Tobacco smoking is associated with adverse pregnancy outcomes because smoking during pregnancy harms both the mother and her baby. Prenatal smoking is thought to account for an estimated 20 to 30 percent of cases of low birth weight (<2500g), and also increases the risk of shortened gestation, respiratory distress syndrome, and sudden infant death syndrome. Babies born with lower-than-average birth weight are more likely to get infections and have other health problems.

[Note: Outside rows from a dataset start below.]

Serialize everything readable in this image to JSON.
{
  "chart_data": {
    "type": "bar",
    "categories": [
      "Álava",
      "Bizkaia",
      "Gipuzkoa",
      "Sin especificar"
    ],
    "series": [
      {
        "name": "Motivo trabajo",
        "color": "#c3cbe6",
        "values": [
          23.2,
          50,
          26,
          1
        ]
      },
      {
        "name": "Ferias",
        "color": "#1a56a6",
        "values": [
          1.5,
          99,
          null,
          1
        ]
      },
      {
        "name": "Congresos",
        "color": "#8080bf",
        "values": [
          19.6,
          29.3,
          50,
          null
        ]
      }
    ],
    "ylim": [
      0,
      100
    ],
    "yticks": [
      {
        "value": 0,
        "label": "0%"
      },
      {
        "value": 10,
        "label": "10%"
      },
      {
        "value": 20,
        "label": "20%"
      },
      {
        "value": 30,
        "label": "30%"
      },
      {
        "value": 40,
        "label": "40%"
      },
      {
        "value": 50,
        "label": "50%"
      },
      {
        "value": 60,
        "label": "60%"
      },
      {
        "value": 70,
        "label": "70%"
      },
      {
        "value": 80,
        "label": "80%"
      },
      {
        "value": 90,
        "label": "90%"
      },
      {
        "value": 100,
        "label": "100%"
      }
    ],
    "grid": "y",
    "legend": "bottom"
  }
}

Cigarette smoking is the principal cause of low birth weight in developed countries. Intrauterine growth retardation is the most strongly documented adverse effect of smoking during pregnancy. Smokers inhale nicotine and carbon monoxide, which reach the baby through the placenta and prevent the fetus from getting nutrients and oxygen needed to grow. Retarded fetal growth in the offspring of smokers may be attributed to many factors, including the vasoconstriction properties of nicotine, elevated fetal carboxyhemoglobin levels, fetal tissue hypoxia, reduced delivery of nutritional elements, and elevation of heart rate and blood pressure. Even after controlling for alcohol use, socioeconomic status, maternal height, maternal weight and years of education, smoking has been implicated in long term effects such as poor cognitive performance on achievement tests and decreased physical growth.

Second hand smoke also adds a risk to pregnancy. Exposure to environmental tobacco smoke (passive smoking) may have a modest adverse effect on birth weight. Breast milk often contains whatever is in the mother's body. If the woman smokes, the baby ingests the nicotine in her breast milk.